We need to find the four quantum numbers for the outermost electron of potassium (K, atomic number 19).

The four quantum numbers that describe an electron are the principal quantum number $$n$$, which determines the energy level or shell; the azimuthal quantum number $$l$$, which determines the subshell ($$l = 0$$ for s, $$l = 1$$ for p, $$l = 2$$ for d); the magnetic quantum number $$m$$, which ranges from $$-l$$ to $$+l$$; and the spin quantum number $$s$$, which can be either $$+\frac{1}{2}$$ or $$-\frac{1}{2}$$.

Following the Aufbau principle (filling order by increasing energy), the electron configuration of potassium (Z = 19) is $$\text{K}: 1s^2 \, 2s^2 \, 2p^6 \, 3s^2 \, 3p^6 \, 4s^1$$, which can also be written as $$[\text{Ar}] \, 4s^1$$ because the 4s subshell (n + l = 4 + 0 = 4) has a lower energy than the 3d subshell (n + l = 3 + 2 = 5).

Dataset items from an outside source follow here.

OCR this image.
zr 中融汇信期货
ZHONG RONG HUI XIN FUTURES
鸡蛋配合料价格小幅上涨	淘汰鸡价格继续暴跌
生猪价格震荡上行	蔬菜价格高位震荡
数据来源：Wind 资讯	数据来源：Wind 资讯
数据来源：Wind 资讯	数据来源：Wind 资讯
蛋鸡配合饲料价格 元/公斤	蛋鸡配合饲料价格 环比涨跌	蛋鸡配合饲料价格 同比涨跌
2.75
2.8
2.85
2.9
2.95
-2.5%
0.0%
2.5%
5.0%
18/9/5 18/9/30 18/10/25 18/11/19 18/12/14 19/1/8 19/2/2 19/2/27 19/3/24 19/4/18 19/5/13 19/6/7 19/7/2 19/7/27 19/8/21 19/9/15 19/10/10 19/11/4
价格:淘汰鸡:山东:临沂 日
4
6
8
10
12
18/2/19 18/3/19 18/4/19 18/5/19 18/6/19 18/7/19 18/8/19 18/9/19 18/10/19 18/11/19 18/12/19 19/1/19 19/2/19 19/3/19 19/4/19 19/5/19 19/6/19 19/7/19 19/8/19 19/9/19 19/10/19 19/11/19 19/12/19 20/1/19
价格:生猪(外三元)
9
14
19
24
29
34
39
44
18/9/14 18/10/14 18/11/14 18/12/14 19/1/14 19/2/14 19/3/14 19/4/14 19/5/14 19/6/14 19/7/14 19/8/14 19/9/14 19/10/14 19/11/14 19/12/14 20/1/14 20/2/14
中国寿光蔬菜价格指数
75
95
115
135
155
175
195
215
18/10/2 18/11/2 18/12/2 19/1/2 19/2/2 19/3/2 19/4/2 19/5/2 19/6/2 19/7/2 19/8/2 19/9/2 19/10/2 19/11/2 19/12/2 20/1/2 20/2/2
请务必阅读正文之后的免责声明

Therefore, the outermost (valence) electron occupies the $$4s$$ orbital, for which the principal quantum number is $$n = 4$$, the azimuthal quantum number is $$l = 0$$, the magnetic quantum number is $$m = 0$$ (the only possible value when $$l = 0$$), and the spin quantum number is $$s = +\frac{1}{2}$$ (by convention, the first electron in an orbital has spin +1/2).

The correct answer is Option (2): $$n = 4, l = 0, m = 0, s = +\frac{1}{2}$$.